Need-to-know is a term frequently used in military and government institutions that refers to granting access to sensitive information to cleared individuals. This is a good concept, but the key here is the part about “granting access to SENSITIVE data.” The key is that the information has to be classified first, then need-to-know (for cleared individuals) is applied.
Most government documents are not sensitive. This allows the administrative resources to focus on the sensitive, classified information. The system for classifying information as Top Secret, Secret, and Confidential, has relatively stringent rules for, but also discourages the over classification of information. This is because when a document is classified, its use becomes limited.
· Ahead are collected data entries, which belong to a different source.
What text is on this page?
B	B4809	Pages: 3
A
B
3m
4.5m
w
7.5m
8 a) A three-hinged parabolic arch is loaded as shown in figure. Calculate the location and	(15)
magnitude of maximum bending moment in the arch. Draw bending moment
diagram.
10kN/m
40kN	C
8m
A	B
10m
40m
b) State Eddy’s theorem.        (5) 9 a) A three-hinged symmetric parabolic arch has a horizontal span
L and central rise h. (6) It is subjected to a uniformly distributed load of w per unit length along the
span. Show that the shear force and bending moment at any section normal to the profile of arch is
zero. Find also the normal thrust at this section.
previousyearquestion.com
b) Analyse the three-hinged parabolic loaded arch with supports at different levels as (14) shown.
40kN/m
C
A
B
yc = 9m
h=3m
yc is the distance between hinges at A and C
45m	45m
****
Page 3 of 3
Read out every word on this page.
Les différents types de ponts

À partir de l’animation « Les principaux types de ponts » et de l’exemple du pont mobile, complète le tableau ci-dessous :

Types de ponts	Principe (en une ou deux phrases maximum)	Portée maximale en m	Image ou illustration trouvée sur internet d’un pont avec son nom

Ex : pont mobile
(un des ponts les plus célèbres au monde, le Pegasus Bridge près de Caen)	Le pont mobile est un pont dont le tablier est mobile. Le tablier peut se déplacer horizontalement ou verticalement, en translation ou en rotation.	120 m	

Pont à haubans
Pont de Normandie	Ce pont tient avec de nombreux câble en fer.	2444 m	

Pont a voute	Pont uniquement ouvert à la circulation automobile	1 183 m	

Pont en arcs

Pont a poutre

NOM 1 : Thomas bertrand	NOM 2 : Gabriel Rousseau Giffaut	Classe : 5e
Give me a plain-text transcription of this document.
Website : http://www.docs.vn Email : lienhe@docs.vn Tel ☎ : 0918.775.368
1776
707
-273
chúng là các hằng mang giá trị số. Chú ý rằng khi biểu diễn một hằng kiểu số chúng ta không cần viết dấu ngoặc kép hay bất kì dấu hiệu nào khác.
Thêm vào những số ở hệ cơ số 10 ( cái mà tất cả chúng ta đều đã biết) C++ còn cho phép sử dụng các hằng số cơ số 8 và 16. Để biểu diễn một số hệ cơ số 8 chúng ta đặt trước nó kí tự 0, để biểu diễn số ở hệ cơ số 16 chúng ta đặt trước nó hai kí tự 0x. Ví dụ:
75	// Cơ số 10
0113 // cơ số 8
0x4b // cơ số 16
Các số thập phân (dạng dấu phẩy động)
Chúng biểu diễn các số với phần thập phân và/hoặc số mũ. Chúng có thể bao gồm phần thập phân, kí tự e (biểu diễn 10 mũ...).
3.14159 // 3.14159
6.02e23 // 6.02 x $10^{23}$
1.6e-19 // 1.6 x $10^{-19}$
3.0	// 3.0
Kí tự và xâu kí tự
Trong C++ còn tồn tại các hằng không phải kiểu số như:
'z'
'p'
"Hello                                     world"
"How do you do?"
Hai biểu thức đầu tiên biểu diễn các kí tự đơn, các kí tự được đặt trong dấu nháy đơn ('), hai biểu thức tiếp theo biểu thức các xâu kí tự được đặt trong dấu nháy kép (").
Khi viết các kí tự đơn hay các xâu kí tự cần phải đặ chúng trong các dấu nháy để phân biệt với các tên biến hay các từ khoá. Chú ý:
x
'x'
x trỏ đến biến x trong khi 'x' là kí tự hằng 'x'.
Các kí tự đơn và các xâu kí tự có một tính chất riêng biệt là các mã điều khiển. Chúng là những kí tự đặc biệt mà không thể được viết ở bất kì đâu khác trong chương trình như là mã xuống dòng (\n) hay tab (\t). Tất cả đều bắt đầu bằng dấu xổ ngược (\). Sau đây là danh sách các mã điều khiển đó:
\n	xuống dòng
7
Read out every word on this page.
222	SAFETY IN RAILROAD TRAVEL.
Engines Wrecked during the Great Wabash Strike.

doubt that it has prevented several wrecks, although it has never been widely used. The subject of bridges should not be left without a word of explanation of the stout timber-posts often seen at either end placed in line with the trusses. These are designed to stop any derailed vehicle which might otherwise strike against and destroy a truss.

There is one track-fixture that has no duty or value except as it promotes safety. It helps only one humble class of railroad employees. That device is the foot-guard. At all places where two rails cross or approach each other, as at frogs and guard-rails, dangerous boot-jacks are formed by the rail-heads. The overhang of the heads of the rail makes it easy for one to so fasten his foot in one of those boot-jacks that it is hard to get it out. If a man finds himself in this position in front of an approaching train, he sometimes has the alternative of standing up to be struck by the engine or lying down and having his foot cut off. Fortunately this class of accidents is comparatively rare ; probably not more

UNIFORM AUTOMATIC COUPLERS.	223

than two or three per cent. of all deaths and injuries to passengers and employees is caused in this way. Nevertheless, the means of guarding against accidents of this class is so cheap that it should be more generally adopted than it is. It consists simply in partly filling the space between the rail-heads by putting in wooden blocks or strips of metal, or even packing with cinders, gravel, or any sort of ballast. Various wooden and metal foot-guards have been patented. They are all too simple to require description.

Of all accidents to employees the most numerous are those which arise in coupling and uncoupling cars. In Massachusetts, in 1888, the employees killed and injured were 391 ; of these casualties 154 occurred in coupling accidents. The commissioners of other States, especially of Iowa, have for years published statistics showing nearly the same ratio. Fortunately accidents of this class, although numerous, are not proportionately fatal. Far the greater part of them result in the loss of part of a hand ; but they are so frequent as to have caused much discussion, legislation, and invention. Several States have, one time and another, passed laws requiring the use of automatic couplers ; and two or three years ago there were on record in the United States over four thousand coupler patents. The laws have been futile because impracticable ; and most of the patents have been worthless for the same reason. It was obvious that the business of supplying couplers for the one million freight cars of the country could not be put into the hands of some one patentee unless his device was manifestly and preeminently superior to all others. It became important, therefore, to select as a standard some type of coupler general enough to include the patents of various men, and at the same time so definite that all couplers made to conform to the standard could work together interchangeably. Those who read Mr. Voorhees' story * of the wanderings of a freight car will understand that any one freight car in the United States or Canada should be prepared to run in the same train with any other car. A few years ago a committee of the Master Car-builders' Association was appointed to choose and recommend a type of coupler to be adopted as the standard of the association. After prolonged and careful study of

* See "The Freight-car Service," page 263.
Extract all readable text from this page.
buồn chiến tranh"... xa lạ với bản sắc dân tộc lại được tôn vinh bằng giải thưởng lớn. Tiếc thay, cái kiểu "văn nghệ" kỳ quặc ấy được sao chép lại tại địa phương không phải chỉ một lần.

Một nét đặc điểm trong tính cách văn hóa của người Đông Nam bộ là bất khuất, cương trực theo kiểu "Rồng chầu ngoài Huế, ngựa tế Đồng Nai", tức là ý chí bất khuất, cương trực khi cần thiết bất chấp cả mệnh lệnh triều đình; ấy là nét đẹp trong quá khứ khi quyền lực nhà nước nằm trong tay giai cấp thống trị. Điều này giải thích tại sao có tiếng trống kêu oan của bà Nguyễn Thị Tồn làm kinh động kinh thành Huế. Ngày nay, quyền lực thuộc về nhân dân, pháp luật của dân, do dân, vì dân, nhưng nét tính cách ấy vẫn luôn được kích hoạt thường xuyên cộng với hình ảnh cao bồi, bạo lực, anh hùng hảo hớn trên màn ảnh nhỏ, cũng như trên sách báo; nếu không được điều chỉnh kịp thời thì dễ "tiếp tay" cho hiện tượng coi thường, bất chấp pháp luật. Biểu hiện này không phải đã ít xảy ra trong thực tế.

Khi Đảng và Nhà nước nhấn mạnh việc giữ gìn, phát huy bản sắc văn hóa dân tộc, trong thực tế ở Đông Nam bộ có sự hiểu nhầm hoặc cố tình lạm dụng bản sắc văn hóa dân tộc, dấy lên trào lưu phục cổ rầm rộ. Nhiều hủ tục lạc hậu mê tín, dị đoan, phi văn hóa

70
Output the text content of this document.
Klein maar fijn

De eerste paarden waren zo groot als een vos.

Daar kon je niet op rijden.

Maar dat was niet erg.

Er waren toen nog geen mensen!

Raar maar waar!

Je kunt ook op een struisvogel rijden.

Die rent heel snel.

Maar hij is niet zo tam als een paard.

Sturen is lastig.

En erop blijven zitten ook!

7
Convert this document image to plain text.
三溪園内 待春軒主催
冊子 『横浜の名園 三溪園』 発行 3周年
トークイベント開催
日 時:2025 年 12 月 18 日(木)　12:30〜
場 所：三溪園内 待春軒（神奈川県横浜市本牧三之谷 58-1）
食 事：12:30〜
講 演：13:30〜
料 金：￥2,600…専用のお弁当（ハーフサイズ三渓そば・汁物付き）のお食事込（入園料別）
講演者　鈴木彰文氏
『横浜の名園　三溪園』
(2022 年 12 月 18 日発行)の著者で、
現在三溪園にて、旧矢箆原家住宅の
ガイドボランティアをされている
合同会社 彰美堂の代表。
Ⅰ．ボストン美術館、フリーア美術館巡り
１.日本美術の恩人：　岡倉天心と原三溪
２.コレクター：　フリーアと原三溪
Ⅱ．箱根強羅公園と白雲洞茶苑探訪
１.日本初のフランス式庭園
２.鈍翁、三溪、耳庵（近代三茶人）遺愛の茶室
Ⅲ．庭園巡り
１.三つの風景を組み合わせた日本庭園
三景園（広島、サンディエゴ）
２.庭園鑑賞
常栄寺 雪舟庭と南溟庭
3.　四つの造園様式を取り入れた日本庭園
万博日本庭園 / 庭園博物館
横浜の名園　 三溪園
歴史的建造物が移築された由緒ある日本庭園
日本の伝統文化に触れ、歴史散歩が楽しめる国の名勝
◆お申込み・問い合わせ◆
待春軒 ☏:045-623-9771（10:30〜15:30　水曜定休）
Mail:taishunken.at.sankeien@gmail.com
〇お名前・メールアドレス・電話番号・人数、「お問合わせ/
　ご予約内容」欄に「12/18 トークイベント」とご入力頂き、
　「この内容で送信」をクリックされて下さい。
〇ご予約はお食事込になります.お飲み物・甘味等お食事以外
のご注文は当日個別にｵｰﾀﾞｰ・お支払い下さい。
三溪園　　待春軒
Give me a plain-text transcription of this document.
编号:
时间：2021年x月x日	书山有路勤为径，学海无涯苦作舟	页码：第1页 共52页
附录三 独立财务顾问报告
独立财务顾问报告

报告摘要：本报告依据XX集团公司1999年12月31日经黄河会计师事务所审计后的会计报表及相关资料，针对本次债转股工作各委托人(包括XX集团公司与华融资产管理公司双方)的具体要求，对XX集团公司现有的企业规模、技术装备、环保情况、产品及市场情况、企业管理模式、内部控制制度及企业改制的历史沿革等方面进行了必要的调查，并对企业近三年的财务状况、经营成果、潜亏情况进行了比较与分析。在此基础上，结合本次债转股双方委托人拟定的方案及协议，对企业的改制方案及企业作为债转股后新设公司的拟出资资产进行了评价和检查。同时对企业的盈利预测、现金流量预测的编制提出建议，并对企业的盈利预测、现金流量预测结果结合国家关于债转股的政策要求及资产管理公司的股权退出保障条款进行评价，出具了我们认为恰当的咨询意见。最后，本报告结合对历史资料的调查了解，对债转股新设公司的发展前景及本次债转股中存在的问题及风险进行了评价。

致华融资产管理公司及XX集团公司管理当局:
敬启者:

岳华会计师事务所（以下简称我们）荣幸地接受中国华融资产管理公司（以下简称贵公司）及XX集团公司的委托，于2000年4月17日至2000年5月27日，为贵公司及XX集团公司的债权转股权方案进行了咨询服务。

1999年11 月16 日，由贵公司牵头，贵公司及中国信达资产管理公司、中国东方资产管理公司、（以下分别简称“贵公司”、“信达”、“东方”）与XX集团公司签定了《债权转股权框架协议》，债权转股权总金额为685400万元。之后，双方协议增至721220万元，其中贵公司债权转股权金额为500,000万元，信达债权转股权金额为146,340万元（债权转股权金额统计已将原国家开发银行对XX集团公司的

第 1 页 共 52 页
This same phenomenon is true in the corporate world. The more a set of data is locked down, the less it will be used. Unnecessary limiting an information’s workers access to data obviously does not help the overall objectives of the organization. Big Data just magnifies this dynamic and unnecessarily restricting access to Big Data is the best way to limit its value. Unreasonably lock down Big Data, its value will be severely limited.
Now this is not to say, certain data should not be restricted. Social Security Numbers (SSN), HIPPA governed data elements, and Account numbers are a few examples. We do need solutions to restrict access to this critical information but that systems should restrict escalating those controls to information that should not be as tightly controlled.
A Classify, Separate, and Secure strategy is quite effective for securing only critical data elements. Classify information, if possible at the field/column) level, using specific, consistent, guidelines that do not unnecessarily restrict information. When we load information into a data reservoir (or data lake), we Separate sensitive information from unrestricted information. This should be executed at the column level in tables. For example, if a table has field containing SSNs, physically separate this into another table. Masking may also be appropriate, and depending on the other data elements, we may want to not the sensitive data columns into our cluster. This prevents the security escalation effect that happens when we classify a table as sensitive because of just one column of sensitive data. Lastly, we Secure the sensitive information. This may be in another directory or system (like Apache Accumolo). The objective is focus our efforts into locking down the secure information and minimizing the administrative overhead.
“Unnecessary limiting an information’s workers access to data obviously does not help the overall objectives of the organization. ”
Maybe everyone doesn’t need access every single piece of data, but if you keep all the data locked in an ivory tower than how are people supposed to use it to make better decisions?